United Kingdom

One on Two nº1

The Jaw Bone mouthpiece is modeled after the jaw of jeweler Shaun Leane, and was created for Alexander McQueen’s untitled spring/summer collection of 1998 (originally called The Golden Shower until a sponsor found out its pornographic meaning and threatened to back out). Hooks around the ears and inside the mouth are used to fasten Jaw Bone as close to the wearer’s face as possible. The piece covers the lower jaw, and is as troublesome and disfiguring as examples of primitive, reconstructive surgery from World War I. Made in polished aluminum, with a set of irregular, broken teeth, it is a haunting thing because it looks so real and bare, like a direct cast from a skull. The cool metal recalls medical devices, while the hooks that go inside the mouth turn it into an instrument of torture.

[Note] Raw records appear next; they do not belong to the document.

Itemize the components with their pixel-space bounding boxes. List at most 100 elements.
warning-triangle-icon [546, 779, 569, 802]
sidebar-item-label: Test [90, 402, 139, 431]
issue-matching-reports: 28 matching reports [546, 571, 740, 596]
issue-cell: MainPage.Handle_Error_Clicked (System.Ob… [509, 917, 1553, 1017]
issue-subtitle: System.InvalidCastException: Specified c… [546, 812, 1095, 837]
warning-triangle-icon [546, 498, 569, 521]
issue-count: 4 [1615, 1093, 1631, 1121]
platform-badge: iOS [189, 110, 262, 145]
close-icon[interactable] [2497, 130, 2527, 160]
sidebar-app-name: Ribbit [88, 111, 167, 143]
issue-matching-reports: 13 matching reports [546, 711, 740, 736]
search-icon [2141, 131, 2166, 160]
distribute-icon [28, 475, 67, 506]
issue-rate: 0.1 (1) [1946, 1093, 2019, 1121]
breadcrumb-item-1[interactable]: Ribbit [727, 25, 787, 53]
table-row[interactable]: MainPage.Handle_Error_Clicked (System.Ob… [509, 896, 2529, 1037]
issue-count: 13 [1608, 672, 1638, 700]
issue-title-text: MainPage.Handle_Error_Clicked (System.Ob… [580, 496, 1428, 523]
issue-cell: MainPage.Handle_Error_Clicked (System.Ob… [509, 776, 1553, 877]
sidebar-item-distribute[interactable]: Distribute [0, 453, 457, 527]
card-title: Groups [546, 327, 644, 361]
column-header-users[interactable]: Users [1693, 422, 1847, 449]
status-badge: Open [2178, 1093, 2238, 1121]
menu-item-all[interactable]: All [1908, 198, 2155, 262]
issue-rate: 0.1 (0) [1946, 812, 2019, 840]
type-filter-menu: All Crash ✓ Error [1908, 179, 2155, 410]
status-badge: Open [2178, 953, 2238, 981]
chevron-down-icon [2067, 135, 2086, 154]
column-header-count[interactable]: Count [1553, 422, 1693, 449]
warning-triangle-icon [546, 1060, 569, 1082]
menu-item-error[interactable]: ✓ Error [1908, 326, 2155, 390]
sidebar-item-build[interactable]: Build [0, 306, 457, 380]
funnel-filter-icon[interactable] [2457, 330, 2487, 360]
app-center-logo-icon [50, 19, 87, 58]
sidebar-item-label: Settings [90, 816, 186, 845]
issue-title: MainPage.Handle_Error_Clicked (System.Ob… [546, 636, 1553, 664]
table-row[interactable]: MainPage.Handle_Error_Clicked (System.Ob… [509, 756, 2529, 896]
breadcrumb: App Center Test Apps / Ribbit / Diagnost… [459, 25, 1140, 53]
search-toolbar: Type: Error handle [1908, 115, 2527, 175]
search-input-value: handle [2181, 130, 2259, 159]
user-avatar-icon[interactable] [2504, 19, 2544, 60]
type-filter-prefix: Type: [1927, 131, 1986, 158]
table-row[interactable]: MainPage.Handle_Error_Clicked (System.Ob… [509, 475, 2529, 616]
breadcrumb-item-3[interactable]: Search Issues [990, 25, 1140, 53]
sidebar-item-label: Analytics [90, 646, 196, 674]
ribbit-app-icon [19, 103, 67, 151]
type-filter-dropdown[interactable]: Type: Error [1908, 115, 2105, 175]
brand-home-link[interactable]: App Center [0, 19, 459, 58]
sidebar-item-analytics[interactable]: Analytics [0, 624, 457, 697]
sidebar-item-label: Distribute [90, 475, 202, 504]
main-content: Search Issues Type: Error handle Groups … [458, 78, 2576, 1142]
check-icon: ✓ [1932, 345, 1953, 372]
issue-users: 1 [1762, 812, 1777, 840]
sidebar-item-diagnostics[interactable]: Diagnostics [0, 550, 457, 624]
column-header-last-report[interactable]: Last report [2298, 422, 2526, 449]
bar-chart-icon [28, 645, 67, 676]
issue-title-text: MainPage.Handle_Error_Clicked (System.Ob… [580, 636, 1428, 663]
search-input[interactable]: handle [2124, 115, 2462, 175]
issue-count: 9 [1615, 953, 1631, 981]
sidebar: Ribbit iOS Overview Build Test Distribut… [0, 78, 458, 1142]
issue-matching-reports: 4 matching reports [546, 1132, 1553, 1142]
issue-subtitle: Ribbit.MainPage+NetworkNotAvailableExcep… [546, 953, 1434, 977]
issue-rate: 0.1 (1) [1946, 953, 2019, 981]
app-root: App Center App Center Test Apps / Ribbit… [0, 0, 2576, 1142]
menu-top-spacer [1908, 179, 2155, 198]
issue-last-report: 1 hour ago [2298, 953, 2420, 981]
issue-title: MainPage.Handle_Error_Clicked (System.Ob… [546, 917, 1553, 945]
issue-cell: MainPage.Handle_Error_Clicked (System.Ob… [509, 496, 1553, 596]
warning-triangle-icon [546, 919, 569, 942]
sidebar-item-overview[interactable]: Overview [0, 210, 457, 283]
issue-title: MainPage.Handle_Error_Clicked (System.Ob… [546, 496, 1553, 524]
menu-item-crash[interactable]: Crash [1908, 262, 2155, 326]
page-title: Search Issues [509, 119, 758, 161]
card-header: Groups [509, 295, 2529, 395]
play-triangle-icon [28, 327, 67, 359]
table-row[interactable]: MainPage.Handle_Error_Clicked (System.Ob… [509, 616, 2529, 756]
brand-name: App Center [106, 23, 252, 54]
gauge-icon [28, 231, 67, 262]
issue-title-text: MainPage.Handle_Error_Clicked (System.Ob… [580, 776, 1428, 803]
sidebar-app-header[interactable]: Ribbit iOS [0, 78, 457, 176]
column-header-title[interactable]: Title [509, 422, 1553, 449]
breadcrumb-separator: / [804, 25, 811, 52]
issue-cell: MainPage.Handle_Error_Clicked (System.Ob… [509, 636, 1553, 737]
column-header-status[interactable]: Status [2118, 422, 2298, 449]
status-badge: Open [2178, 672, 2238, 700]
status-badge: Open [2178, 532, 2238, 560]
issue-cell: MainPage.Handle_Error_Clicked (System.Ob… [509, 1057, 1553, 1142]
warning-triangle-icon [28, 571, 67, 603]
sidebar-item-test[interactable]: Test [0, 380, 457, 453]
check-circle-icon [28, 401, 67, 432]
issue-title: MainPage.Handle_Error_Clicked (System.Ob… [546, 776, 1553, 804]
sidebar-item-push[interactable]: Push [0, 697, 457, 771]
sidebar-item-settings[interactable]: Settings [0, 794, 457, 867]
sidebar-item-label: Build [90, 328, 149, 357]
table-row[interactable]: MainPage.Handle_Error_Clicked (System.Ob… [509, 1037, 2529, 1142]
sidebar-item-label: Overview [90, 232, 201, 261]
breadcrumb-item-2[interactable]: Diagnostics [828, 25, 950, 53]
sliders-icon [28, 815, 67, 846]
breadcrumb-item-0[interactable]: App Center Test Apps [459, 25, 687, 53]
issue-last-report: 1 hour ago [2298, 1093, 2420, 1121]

The piece reminds me of Lauren Kalman’s uneasy mouthpieces from the Hard Wear series (2006): those gold-plated or electroformed balls and bits, such as Oral Rims or Pedestal, worn in the mouth. Short videos show how the body reacts to her pieces by slavering, while the viewer cannot suppress a shiver running down her spine. Does Leane’s Jaw Bone provoke the same reaction when worn? The hooks don’t look very comfortable. Were the male models on the catwalk hindered by this accessory? Did they slobber? Probably not; it would have ruined the clothing and the show. Bodily fluids are not desired in fashion.

(left) Alexander McQueen, Untitled spring/summer collection of 1998, video still, image: firstVIEW; (right) Lauren Kalman, Hard Wear (Oral Rims), 2006, digital video, portable DVD player, 178 x 279.5 x 101.5 mm, photo: artist

The mouthpiece is now displayed in the Cabinet of Curiosities as part of the Alexander McQueen: Savage Beauty retrospective exhibition at the V&A in London (until August 2, 2015). Fashion designer Alexander McQueen (1969–2010) had provocative ideas about accessories: “I like the accessory for its sadomasochistic aspect,” he said, and, “I find beauty in the grotesque.”[1]Jewelry, shoes, and head ornaments have always been important components in his shows. He worked together with outstanding craftsmen such as Leane, who he met while they studied at Central Saint Martins. As a traditionally trained goldsmith, McQueen challenged Leane to experiment; Jaw Bone is one of the pieces he came up with.

Considering Jaw Bone and the Hard Wear series next to each other, what they are is a mystery. Although they seem closest to jewelry because of their material properties and because they are designed to be worn, both resist jewelry’s adorning function. In fact, they are a blot on the wearer, making him/her unattractive, even loathsome. Both aim at an effect, and both are like props in a theater, but that is where similarities stop. Jaw Bone is a runway piece, part of a grandiose spectacle. There were other striking examples of corporeal accessories, around mouth, head, and chin, in the show. Together with an aluminum spine corset ending in a curved tail, they underscored McQueen’s interest in anatomy, sexuality, and the animalistic. Watching the video, it appears that Jaw Bone plays just a minor role in the spectacle: It is worn by three models during a couple of seconds while walking up and down the catwalk. That’s a humble moment of fame for a piece of handcrafted jewelry. The life of Lauren Kalman’s Hard Wear pieces is longer, each of them being part of a performance staged for the purpose of being recorded on film and camera, to confront the audience with bodily aspects that we usually try to ignore.

Jaw Bone, however, can be interpreted as a memento mori, a sign of the ephemeral nature of beauty, and a reminder of the vulnerability of flesh. All along his career, McQueen was fascinated by death, mortality, and Victorian Gothic—that raises Jaw Bone from the level of a fashion accessory to a symbol: “vanity of vanities; all is vanity.”[2]

Shaun Leane, Jaw Bone, 1998, facial ornament, aluminum, 120 x 150 x 150mm, photo: Victoria&Albert Museum

Lauren Kalman, Hard Wear (Oral Rims), 2006, gold-plated electroformed copper, plaster, 100 x 100 x 100 mm, photo: artist

[1] Wall text, Alexander McQueen: Savage Beauty, 2015, Victoria and Albert Museum, London.

[2] Ecclesiastes 1:2.

Liesbeth den Besten

Liesbeth den Besten is an art historian, based in the Amsterdam region, who works as an independent writer, teacher, lecturer, and curator. Presently, she teaches jewelry history at Sint Lucas Antwerpen. Together with Gijs Bakker, Ruudt Peters, and Ted Noten, she is one of the initiators of MASieraad, an MA in jewelry, now at the Sandberg Instituut in Amsterdam (2018–2020), in the future at other places. Her book, On Jewellery: A Compendium of International Contemporary Art Jewellery, was published by Arnoldsche in November 2011.